Table 1.
Immunomodulating GBR membranes improve in-situ bone regeneration outcomes through modulating macrophage behavior.
| studies | Animal models | Types of bone defects | GBR membranes | Macrophage behavior and bone regeneration outcomes |
|---|---|---|---|---|
| Kasai et al. (15) | rat | Calvarial bone defect | PTFE membrane; PTFE membrane loaded with carbon nanohorns |
Macrophage infiltration was rarely observed in nonabsorbable PTFE membrane. The loading of carbon nanohorns improved macrophage infiltration, thereby enhancing bone regeneration. |
| Liu et al. (6) | rat | Calvarial bone defect | Collagen membrane; 4D membrane; 4D-PDA membrane; E-PDA membrane |
Macrophage infiltration was rare and distributed thinly in collagen membrane during early stages, but it became abundant when the membrane degraded into fragments; Compared with the dense electrospun membrane, the 4D porous structure provided more space for macrophages and promoted macrophage infiltration.
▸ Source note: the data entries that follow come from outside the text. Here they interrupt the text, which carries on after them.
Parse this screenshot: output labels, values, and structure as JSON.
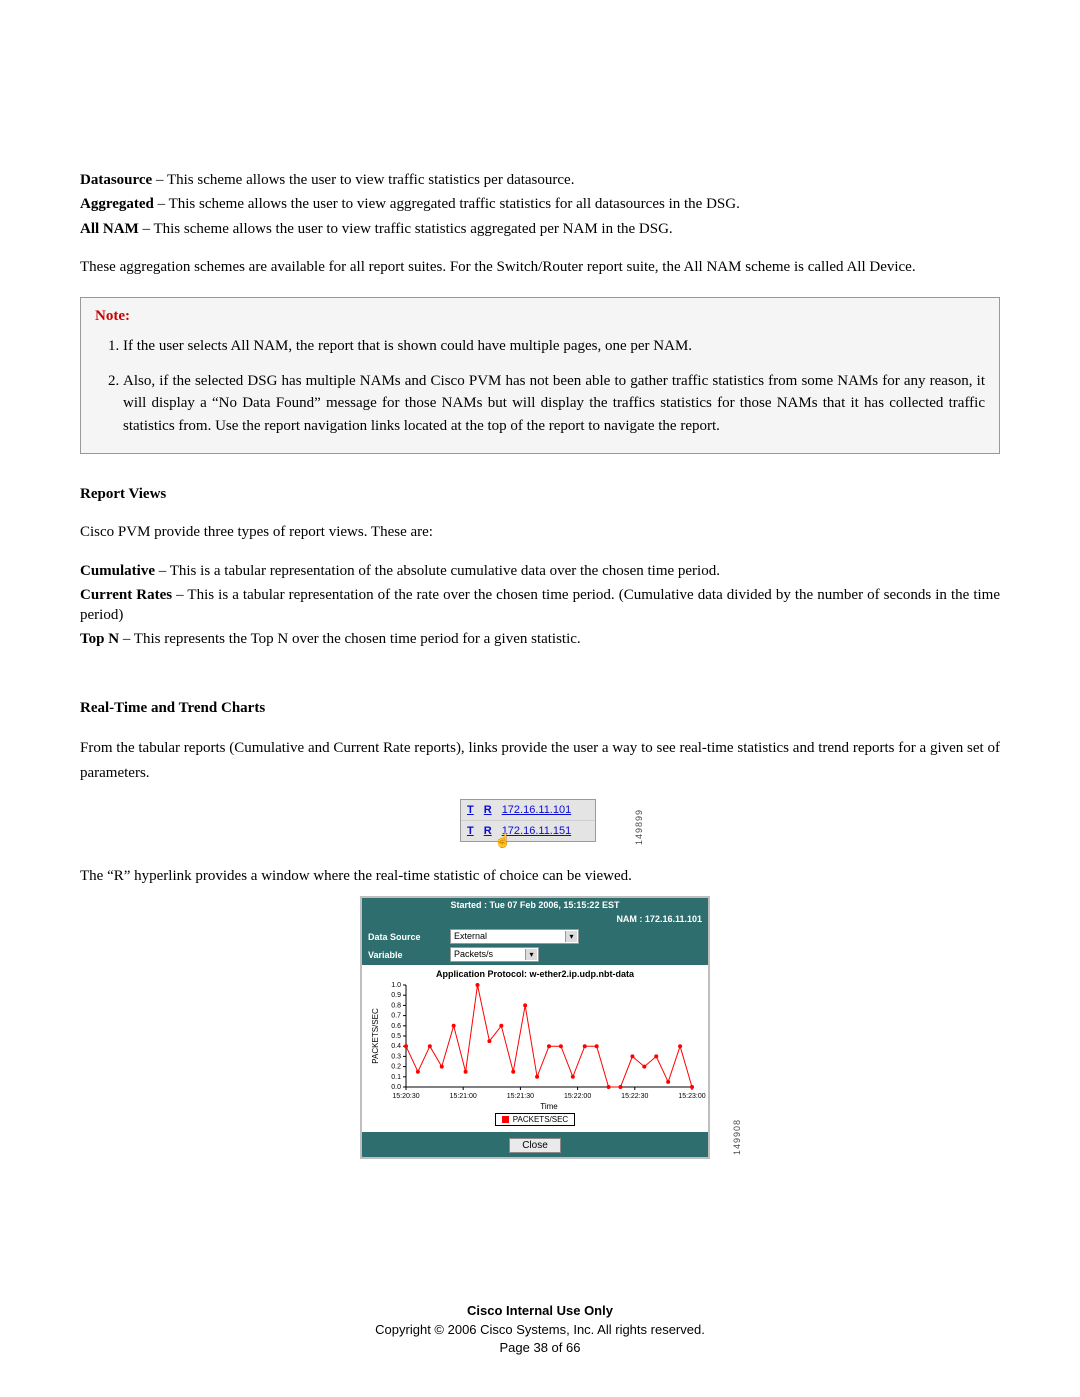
{
  "defs": {
    "datasource": {
      "label": "Datasource",
      "text": " – This scheme allows the user to view traffic statistics per datasource."
    },
    "aggregated": {
      "label": "Aggregated",
      "text": " – This scheme allows the user to view aggregated traffic statistics for all datasources in the DSG."
    },
    "allnam": {
      "label": "All NAM",
      "text": " – This scheme allows the user to view traffic statistics aggregated per NAM in the DSG."
    }
  },
  "agg_para": "These aggregation schemes are available for all report suites. For the Switch/Router report suite, the All NAM scheme is called All Device.",
  "note": {
    "title": "Note:",
    "items": [
      "If the user selects All NAM, the report that is shown could have multiple pages, one per NAM.",
      "Also, if the selected DSG has multiple NAMs and Cisco PVM has not been able to gather traffic statistics from some NAMs for any reason, it will display a “No Data Found” message for those NAMs but will display the traffics statistics for those NAMs that it has collected traffic statistics from. Use the report navigation links located at the top of the report to navigate the report."
    ]
  },
  "report_views": {
    "heading": "Report Views",
    "intro": "Cisco PVM provide three types of report views. These are:",
    "cumulative": {
      "label": "Cumulative",
      "text": " – This is a tabular representation of the absolute cumulative data over the chosen time period."
    },
    "current": {
      "label": "Current Rates",
      "text": " – This is a tabular representation of the rate over the chosen time period. (Cumulative data divided by the number of seconds in the time period)"
    },
    "topn": {
      "label": "Top N",
      "text": " – This represents the Top N over the chosen time period for a given statistic."
    }
  },
  "rtt": {
    "heading": "Real-Time and Trend Charts",
    "para": "From the tabular reports (Cumulative and Current Rate reports), links provide the user a way to see real-time statistics and trend reports for a given set of parameters.",
    "after_tr": "The “R” hyperlink provides a window where the real-time statistic of choice can be viewed."
  },
  "tr_table": {
    "rows": [
      {
        "t": "T",
        "r": "R",
        "ip": "172.16.11.101"
      },
      {
        "t": "T",
        "r": "R",
        "ip": "172.16.11.151"
      }
    ],
    "sidenum": "149899"
  },
  "rt_window": {
    "started": "Started : Tue 07 Feb 2006, 15:15:22 EST",
    "nam": "NAM : 172.16.11.101",
    "form": {
      "datasource": {
        "label": "Data Source",
        "value": "External"
      },
      "variable": {
        "label": "Variable",
        "value": "Packets/s"
      }
    },
    "plot_title": "Application Protocol: w-ether2.ip.udp.nbt-data",
    "legend": "PACKETS/SEC",
    "close": "Close",
    "sidenum": "149908"
  },
  "chart": {
    "type": "line",
    "xlabel": "Time",
    "ylabel": "PACKETS/SEC",
    "ylim": [
      0.0,
      1.0
    ],
    "ytick_step": 0.1,
    "xticks": [
      "15:20:30",
      "15:21:00",
      "15:21:30",
      "15:22:00",
      "15:22:30",
      "15:23:00"
    ],
    "line_color": "#ff0000",
    "marker_color": "#ff0000",
    "marker_size": 2,
    "line_width": 1,
    "background_color": "#ffffff",
    "axis_color": "#000000",
    "series": [
      {
        "x": 0,
        "y": 0.4
      },
      {
        "x": 1,
        "y": 0.15
      },
      {
        "x": 2,
        "y": 0.4
      },
      {
        "x": 3,
        "y": 0.2
      },
      {
        "x": 4,
        "y": 0.6
      },
      {
        "x": 5,
        "y": 0.15
      },
      {
        "x": 6,
        "y": 1.0
      },
      {
        "x": 7,
        "y": 0.45
      },
      {
        "x": 8,
        "y": 0.6
      },
      {
        "x": 9,
        "y": 0.15
      },
      {
        "x": 10,
        "y": 0.8
      },
      {
        "x": 11,
        "y": 0.1
      },
      {
        "x": 12,
        "y": 0.4
      },
      {
        "x": 13,
        "y": 0.4
      },
      {
        "x": 14,
        "y": 0.1
      },
      {
        "x": 15,
        "y": 0.4
      },
      {
        "x": 16,
        "y": 0.4
      },
      {
        "x": 17,
        "y": 0.0
      },
      {
        "x": 18,
        "y": 0.0
      },
      {
        "x": 19,
        "y": 0.3
      },
      {
        "x": 20,
        "y": 0.2
      },
      {
        "x": 21,
        "y": 0.3
      },
      {
        "x": 22,
        "y": 0.05
      },
      {
        "x": 23,
        "y": 0.4
      },
      {
        "x": 24,
        "y": 0.0
      }
    ]
  },
  "footer": {
    "l1": "Cisco Internal Use Only",
    "l2": "Copyright © 2006 Cisco Systems, Inc. All rights reserved.",
    "l3": "Page 38 of 66"
  }
}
Dopamine coating on GBR membrane facilitated M2 macrophage transformation and inhibited M1 macrophage polarization; 4D porous structure and dopamine coating accelerated angiogenesis and osteogenesis. |
| Jin et al. (37) | rat | Calvarial bone defect | PFCH membranes with random, aligned, and latticed surface topologies |
The lattice surface was more conducive to the recruitment of macrophages and significantly upregulated the expression levels of M2 macrophage marker genes in the osteogenic microenvironment compared to random or aligned surface topologies, which facilitated growth factor secretion and osteoblast differentiation, thus inducing bone regeneration in vivo. |
| Xuan et al. (7) | rat | skull defect | Collagen membrane; EMC membrane; HIMC membrane |
HIMC membrane resembling natural bone surface, with an ordered structure and greater surface roughness, promoted M2 macrophage polarization, thus improving GBR outcomes. |
| Mathew et al. (17) | rat | Calvarial bone defect | PCL-CaP membrane; PCL-CaP membrane loaded with azithromycin |
Compared to PCL-CaP membrane, the loading of azithromycin promoted the early switch of macrophages into proregenerative M2 subtype and maintained a lower M1/M2 ratio until the late stage of bone repair. This resulted in better bone repair outcomes. |
| Chu et al. (5) | rat | Calvarial bone defect | Collagen membrane; EGCG modified collagen membrane; |
The modification with EGCG promoted M2 macrophage recruitment within the GBR membrane and bone defects, which facilitated growth factor secretion and osteoblast differentiation, thus inducing bone regeneration in vivo. |
| Liu et al. (38) | rat | Mandibular bone defect | HP membrane; HP@ 2%Mn membrane |
The loading of MnO2 was capable of catalyzing the decomposition of H2O2, decreasing M1 polarization of macrophages in bone defects and improving bone repair outcomes. |
| Yang et al. (16) | rat | Calvarial bone defect | SIS membrane; SIS/SrHA membrane; SIS/IFN-γ membrane; SIS/SrHA/IFN-γ membrane |
IFN-γ was released in bursts from membranes and stimulated transient M1 macrophage polarization during the early phase; whereas, the sustained release of strontium ions promoted M2 polarization during later stages. This resulted in sequential M1–M2 transformation and a significantly higher M2/M1 ratio, which strongly promoted vascularization and bone regeneration in situ. |
PTFE: Polytetrafluoroethylene; PGS: Poly (glycerol sebacate); PCL: Polycaprolactone; PDA: Polydopamine; E-PDA membrane: PDA-coated electrospun PGS membrane; 4D membrane: The 4D-morphing membrane composed of 3D-Printing PGS/PCL construct and electrospun PGS membrane; 4D-PDA membrane: PDA-coated 4D membrane; PFCH: Poly (lactate-co-glycolate)/fish collagen/nano-hydroxyapatite; EMC: Extrafibrillarly mineralized collagen; HIMC: Hierarchical intrafibrillarly mineralized collagen; CaP: Calcium phosphate; HP: Membranes made of a combination of hydroxyapatite nanowires (HAp NWs) and polylactic acid (PLA); SIS: Small intestinal submucosa; SrHA: Strontium-substituted nanohydroxyapatite; IFN-γ: Interferon-gamma.